Recognizing the YPG’s battlefield prowess, America supported the YPG’s march against ISIS territory. The YPG seized the strategic border crossing at Tal-Abyad, preventing Turkey from sending weapons to ISIS in Raqqa. It secured the main road to Raqqa in June 2015. Then it took a border town in in northwestern Syria called Azaz, before pivoting towards Raqqa.
Turkey’s President Tayyip Erdogan was furious. He fumed, “Is it me who is your partner or the terrorists in Kobani?” Erdogan alleged that the YPG and the PKK were one and the same organization. Both Turkey and the United States consider the PKK a foreign terrorist organization (FTO). However, the State Department does not list the Democratic Union Party, the YPG’s political arm, as an FTO.
Over Erdogan’s objections, the Pentagon decided to provide heavy and offensive weapons directly to the YPG in May 2017. U.S. military commanders concluded that arming the YPG was the fastest way to take Raqqa. The Syrian Democratic Forces (SDF) served as a fig leaf, engaging anti-Assad Arabs.
The decision was pivotal. On October 20, 2017, after 130 days of intense fighting, the YPG/SDF declared the “total liberation” of Raqqa. YPG ground forces paid a steep price. Since 2014, nearly four thousand YPG members died fighting ISIS. About a quarter of the casualties were women fighters.
U.S. Brigadier General Jonathan Braga praised “a highly effective, professional operation in a difficult urban area to free the city." Secretary of State Rex Tillerson extolled Raqqa’s liberation as a “new phase" in Syria.
Syrian Kurds are cautious. They fear that the new phase may be to their disadvantage. Is the Trump administration’s betrayal of Iraqi Kurds a harbinger of what may happen to them?

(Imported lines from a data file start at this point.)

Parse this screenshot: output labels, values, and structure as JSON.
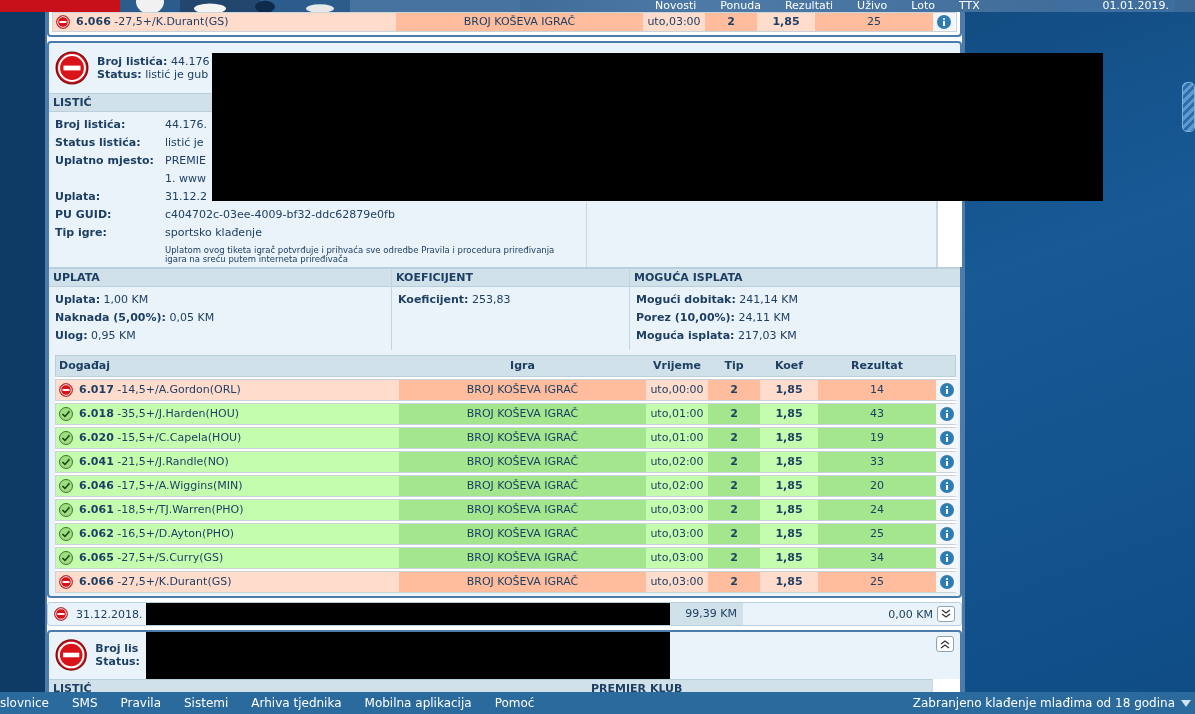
{
  "header": {
    "nav": [
      "Novosti",
      "Ponuda",
      "Rezultati",
      "Uživo",
      "Loto",
      "TTX"
    ],
    "date": "01.01.2019."
  },
  "previous_card": {
    "last_row": {
      "won": false,
      "event": "**6.066** -27,5+/K.Durant(GS)",
      "game": "BROJ KOŠEVA IGRAČ",
      "time": "uto,03:00",
      "tip": "2",
      "koef": "1,85",
      "result": "25"
    }
  },
  "ticket": {
    "won": false,
    "number_label": "Broj listića:",
    "number_value": "44.176",
    "status_label": "Status:",
    "status_value": "listić je gub",
    "listic": {
      "title": "LISTIĆ",
      "fields": [
        {
          "label": "Broj listića:",
          "lines": [
            "44.176."
          ]
        },
        {
          "label": "Status listića:",
          "lines": [
            "listić je"
          ]
        },
        {
          "label": "Uplatno mjesto:",
          "lines": [
            "PREMIE",
            "1. www"
          ]
        },
        {
          "label": "Uplata:",
          "lines": [
            "31.12.2"
          ]
        },
        {
          "label": "PU GUID:",
          "lines": [
            "c404702c-03ee-4009-bf32-ddc62879e0fb"
          ]
        },
        {
          "label": "Tip igre:",
          "lines": [
            "sportsko klađenje"
          ]
        }
      ],
      "notice": "Uplatom ovog tiketa igrač potvrđuje i prihvaća sve odredbe Pravila i procedura priređivanja igara na sreću putem interneta priređivača"
    },
    "sections": [
      {
        "title": "UPLATA",
        "lines": [
          {
            "label": "Uplata:",
            "value": "1,00 KM"
          },
          {
            "label": "Naknada (5,00%):",
            "value": "0,05 KM"
          },
          {
            "label": "Ulog:",
            "value": "0,95 KM"
          }
        ]
      },
      {
        "title": "KOEFICIJENT",
        "lines": [
          {
            "label": "Koeficijent:",
            "value": "253,83"
          }
        ]
      },
      {
        "title": "MOGUĆA ISPLATA",
        "lines": [
          {
            "label": "Mogući dobitak:",
            "value": "241,14 KM"
          },
          {
            "label": "Porez (10,00%):",
            "value": "24,11 KM"
          },
          {
            "label": "Moguća isplata:",
            "value": "217,03 KM"
          }
        ]
      }
    ],
    "table": {
      "columns": [
        "Događaj",
        "Igra",
        "Vrijeme",
        "Tip",
        "Koef",
        "Rezultat"
      ],
      "rows": [
        {
          "won": false,
          "event": "**6.017** -14,5+/A.Gordon(ORL)",
          "game": "BROJ KOŠEVA IGRAČ",
          "time": "uto,00:00",
          "tip": "2",
          "koef": "1,85",
          "result": "14"
        },
        {
          "won": true,
          "event": "**6.018** -35,5+/J.Harden(HOU)",
          "game": "BROJ KOŠEVA IGRAČ",
          "time": "uto,01:00",
          "tip": "2",
          "koef": "1,85",
          "result": "43"
        },
        {
          "won": true,
          "event": "**6.020** -15,5+/C.Capela(HOU)",
          "game": "BROJ KOŠEVA IGRAČ",
          "time": "uto,01:00",
          "tip": "2",
          "koef": "1,85",
          "result": "19"
        },
        {
          "won": true,
          "event": "**6.041** -21,5+/J.Randle(NO)",
          "game": "BROJ KOŠEVA IGRAČ",
          "time": "uto,02:00",
          "tip": "2",
          "koef": "1,85",
          "result": "33"
        },
        {
          "won": true,
          "event": "**6.046** -17,5+/A.Wiggins(MIN)",
          "game": "BROJ KOŠEVA IGRAČ",
          "time": "uto,02:00",
          "tip": "2",
          "koef": "1,85",
          "result": "20"
        },
        {
          "won": true,
          "event": "**6.061** -18,5+/TJ.Warren(PHO)",
          "game": "BROJ KOŠEVA IGRAČ",
          "time": "uto,03:00",
          "tip": "2",
          "koef": "1,85",
          "result": "24"
        },
        {
          "won": true,
          "event": "**6.062** -16,5+/D.Ayton(PHO)",
          "game": "BROJ KOŠEVA IGRAČ",
          "time": "uto,03:00",
          "tip": "2",
          "koef": "1,85",
          "result": "25"
        },
        {
          "won": true,
          "event": "**6.065** -27,5+/S.Curry(GS)",
          "game": "BROJ KOŠEVA IGRAČ",
          "time": "uto,03:00",
          "tip": "2",
          "koef": "1,85",
          "result": "34"
        },
        {
          "won": false,
          "event": "**6.066** -27,5+/K.Durant(GS)",
          "game": "BROJ KOŠEVA IGRAČ",
          "time": "uto,03:00",
          "tip": "2",
          "koef": "1,85",
          "result": "25"
        }
      ]
    }
  },
  "collapsed_ticket": {
    "won": false,
    "expanded": false,
    "date": "31.12.2018.",
    "amount": "99,39 KM",
    "payout": "0,00 KM"
  },
  "next_ticket": {
    "won": false,
    "expanded": true,
    "number_label": "Broj lis",
    "status_label": "Status:",
    "sections": [
      "LISTIĆ",
      "PREMIER KLUB"
    ]
  },
  "footer": {
    "links": [
      "slovnice",
      "SMS",
      "Pravila",
      "Sistemi",
      "Arhiva tjednika",
      "Mobilna aplikacija",
      "Pomoć"
    ],
    "notice": "Zabranjeno klađenje mlađima od 18 godina"
  }
}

Syrian Kurds worry Washington could bend to Turkey’s demand and declare the YPG a terror group. In this event, the Pentagon would discontinue the supply of weapons and air power. U.S. Special Forces would withdraw. Abandoning the Syrian Kurds would further stain America’s standing. Moreover, it would be a strategic blunder. Without U.S. backing, Syrian Kurds could turn to Russia for protection or seek common cause with Syria’s President Bashar al-Assad. Cutting the Kurds loose would be interpreted by Turkey as a green light to invade Northern Syria in a bid to undermine “Rojava,” an autonomous area in the provinces of Afrin, Kobani, and Jazeera.
Kurds are uncertain. Can they trust the Trump administration? Is America’s cooperation simply expedient? The specter of betrayal will make Syrian Kurds and other partners think twice when called upon to fight and die for the United States.
David L. Phillips is Director of the Program on Peace-building and Rights at Columbia University’s Institute for the Study of Human Rights. He served as a Senior Adviser and Foreign Affairs Expert to the U.S. Department of State under Presidents Clinton Bush and Obama. His most recent book is An Uncertain Ally: Turkey under Erdogan’s Dictatorship.